BY GREG LANGLEY Books editor
Diane Glancy has consistently produced novels of achingly beautiful prose that is near-poetry. Glancy, who is a professor in the English department of Macalester College in Minnesota, has established herself as a major voice in both Native American writing (she is Cherokee) and in women's fiction.
The body of Glancy's work is impressive. In novels - Pushing the Bear: A Novel of the Trail of Tears, The Cold and Hunger Dance, Flutie - and in plays War Cries: A Collection of Plays - in poems - Iron Woman, Offerings: Poetry and Prose - in short stories - Trigger Dance, Firesticks, Monkey Secret -and in essays - The West Pole, Claiming Breath - Glancy has explored the Native American dilemma of living in one culture while carrying the heritage of another. She has invented a cast of troubled characters who populate her short stories, plays and novels and try. to make sense of modernity while keeping an ear open to the voices of the past.

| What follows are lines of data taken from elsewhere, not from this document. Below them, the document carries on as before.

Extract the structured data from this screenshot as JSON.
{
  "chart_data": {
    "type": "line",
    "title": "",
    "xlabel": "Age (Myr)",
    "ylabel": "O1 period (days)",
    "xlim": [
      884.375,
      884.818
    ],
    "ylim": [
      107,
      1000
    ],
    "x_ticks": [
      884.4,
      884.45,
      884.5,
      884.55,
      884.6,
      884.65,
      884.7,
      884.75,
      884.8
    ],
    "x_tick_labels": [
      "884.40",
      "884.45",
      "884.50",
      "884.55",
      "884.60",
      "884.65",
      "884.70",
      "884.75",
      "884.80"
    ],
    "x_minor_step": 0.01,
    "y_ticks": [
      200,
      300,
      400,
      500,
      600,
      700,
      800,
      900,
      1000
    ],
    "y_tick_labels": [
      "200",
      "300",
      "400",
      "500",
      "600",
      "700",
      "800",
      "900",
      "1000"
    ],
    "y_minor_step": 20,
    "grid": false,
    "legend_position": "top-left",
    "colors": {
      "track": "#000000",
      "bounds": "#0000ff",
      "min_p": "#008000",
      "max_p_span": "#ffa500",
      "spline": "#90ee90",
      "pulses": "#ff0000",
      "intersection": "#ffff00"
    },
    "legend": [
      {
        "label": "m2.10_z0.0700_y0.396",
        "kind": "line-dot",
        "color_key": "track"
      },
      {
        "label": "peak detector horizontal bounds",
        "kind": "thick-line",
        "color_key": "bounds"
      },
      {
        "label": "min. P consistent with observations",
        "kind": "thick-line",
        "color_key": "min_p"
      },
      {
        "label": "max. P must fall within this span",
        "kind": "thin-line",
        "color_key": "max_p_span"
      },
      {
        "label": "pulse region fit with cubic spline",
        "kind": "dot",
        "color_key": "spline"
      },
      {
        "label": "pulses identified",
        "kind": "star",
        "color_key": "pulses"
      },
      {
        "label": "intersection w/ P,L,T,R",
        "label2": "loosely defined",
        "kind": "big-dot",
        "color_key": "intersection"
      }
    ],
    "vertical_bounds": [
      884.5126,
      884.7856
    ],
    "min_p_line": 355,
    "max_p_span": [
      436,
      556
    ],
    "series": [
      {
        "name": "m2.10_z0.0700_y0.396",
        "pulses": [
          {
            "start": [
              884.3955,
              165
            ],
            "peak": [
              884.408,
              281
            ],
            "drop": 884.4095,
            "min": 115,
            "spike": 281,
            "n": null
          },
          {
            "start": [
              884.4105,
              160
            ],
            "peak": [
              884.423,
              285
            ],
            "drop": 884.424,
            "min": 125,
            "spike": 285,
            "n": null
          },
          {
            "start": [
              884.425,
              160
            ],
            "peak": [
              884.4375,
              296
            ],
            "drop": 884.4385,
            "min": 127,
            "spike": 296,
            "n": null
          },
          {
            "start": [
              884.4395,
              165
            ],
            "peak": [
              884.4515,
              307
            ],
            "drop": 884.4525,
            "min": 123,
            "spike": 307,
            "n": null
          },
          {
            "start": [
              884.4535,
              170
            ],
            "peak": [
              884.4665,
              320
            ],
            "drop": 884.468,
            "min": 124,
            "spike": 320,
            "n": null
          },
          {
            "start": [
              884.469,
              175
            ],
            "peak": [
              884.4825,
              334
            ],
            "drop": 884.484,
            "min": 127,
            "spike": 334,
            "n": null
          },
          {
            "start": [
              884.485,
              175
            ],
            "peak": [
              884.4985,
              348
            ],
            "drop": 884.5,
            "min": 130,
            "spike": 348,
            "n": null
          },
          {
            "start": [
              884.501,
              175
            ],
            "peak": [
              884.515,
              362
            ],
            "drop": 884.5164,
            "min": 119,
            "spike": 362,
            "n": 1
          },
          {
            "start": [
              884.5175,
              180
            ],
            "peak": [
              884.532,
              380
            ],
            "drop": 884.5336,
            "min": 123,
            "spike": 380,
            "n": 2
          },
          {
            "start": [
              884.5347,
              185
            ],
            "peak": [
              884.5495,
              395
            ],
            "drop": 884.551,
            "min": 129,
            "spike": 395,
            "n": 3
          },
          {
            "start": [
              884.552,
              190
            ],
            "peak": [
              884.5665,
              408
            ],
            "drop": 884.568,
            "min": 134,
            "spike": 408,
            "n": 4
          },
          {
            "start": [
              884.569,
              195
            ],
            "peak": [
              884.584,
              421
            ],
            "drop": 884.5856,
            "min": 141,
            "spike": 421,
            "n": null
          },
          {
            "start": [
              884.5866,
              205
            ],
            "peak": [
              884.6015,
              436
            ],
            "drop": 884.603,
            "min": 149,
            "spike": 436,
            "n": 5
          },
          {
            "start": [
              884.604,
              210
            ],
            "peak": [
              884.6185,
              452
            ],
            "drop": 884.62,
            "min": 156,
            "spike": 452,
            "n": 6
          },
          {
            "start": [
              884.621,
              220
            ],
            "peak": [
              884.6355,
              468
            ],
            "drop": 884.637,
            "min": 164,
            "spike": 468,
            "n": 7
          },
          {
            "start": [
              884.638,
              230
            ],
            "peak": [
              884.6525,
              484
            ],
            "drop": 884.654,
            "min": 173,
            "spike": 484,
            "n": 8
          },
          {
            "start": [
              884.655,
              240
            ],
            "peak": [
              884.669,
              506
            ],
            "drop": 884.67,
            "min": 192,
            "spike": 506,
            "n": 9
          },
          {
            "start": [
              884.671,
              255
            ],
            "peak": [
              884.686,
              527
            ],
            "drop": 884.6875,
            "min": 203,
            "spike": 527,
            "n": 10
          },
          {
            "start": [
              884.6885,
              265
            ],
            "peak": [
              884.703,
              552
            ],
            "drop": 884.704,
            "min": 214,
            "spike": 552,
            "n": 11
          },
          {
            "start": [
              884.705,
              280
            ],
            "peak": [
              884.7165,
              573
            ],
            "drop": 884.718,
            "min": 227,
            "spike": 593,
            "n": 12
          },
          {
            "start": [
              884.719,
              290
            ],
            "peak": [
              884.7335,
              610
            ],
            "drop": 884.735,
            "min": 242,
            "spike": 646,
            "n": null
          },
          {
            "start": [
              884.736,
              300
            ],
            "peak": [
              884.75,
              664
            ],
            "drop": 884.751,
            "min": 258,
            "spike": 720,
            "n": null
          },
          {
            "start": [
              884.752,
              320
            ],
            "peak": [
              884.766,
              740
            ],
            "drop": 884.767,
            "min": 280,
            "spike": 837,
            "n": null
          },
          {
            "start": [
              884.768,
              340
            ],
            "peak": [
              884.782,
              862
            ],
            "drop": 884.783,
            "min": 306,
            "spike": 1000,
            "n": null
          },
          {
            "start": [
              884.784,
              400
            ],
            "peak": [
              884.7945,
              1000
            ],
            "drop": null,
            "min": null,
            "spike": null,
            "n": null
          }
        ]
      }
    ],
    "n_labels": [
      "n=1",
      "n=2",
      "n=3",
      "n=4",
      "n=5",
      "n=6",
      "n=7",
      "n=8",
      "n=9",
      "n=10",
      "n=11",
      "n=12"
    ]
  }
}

Many of Glancy's characters are in conflicted situations. They're poor, they're uneducated, they don't understand white society. Or they're rat poor, they're welleducated and assimilated into white society but can't resist the internal pull of tribal memories: Glancy's voice is always underlain with a calm certitude, however, which perhaps reflects her own deep Christian faith These characters are troubled, but there is grace in their lives, and they are working things through.
In her latest book, The Voice That Was in Travel (University of Oklahoma Press; $19.95,128 pp.), Glancy again explores the familiar terrain of the world of Native American culture. This time she employs more figurative, symbolic language to convey the elusive abstractions that set Native American culture and belief apart from those of mainstream America. The 20 stories and novellas share a theme: travel. In "Road;" an Oklahoma woman, Carleen,.travels between the homes of her daughters in Kansas and Missouri, unable to settle in one spot, to stem her-journey. Even when she is at rest for a brief spell, she watches travel programs on television. On one of these programs she sees a haunting image from Africa.
"The little elephant who couldn't stand was bigger than any calf the commentator, had seen. He'd been cramped in the womb with his legs under him. He couldn't straighten his front legs. He'd rub his knees raw trying to walk that way and they'd get infected. And the little elephant couldn't stand. He'd still fall over when he'd try to reach his mother for her milk."
The image of the little elephant walking on bent knees is sharply evocative of the penitent approaching a church altar. The image speaks to Carleen, she mulls it over while driving traveling. Carleen is divorced, hardly gets along with her daughters for more than a day at a time, she has a boyfriend "who wasn't as adventurous as she was," but she is a believer. "Faith was more a companion that her husband had ever been."
That's not to say Glancy's stories culminate in saccharine happy endings. Carleen remains unsure what to do about all her problems.
"Carleen felt brittle as leaves about to fall. Maybe she'd walk only a short time in the history of the upright, then return to her bed like a an old aunt or a sick child. And her spirit would separate to her maker like the interchanges on the highway. The forks in the road. The bypasses."
In "Parachute Rocket w/Flare," Glancy gives readers a Native American fireworks salesman/manufacturer who sees a metaphor for his own world in the brilliant pyrotechnic displays. "Ozmo saw the year as a wheel with July Fourth on top. The other months moved toward it or away from it. Yes. July Fourth was the pinnacle. In autumn, the earth was lit with the flames of red and yellow leaves. The snow, the few times it fell in Arkansas, was the ash and fallout from last summer's fireworks. The earth was full of Ground boomers on its way to the Fourth again."
In "America's First Parade," a Cherokee woman descended from survivors of the Trail of Tears finds her life haunted by spirits of her ancestors who run headlong into her contemporary life. "What had the ancestors thought when a truck picked them up? Did they know they'd stepped into the next world?"
Glancy's writing is filled with evocative images, profound symbolism, poetic renderings. This book is at once a challenge and a joy to readers.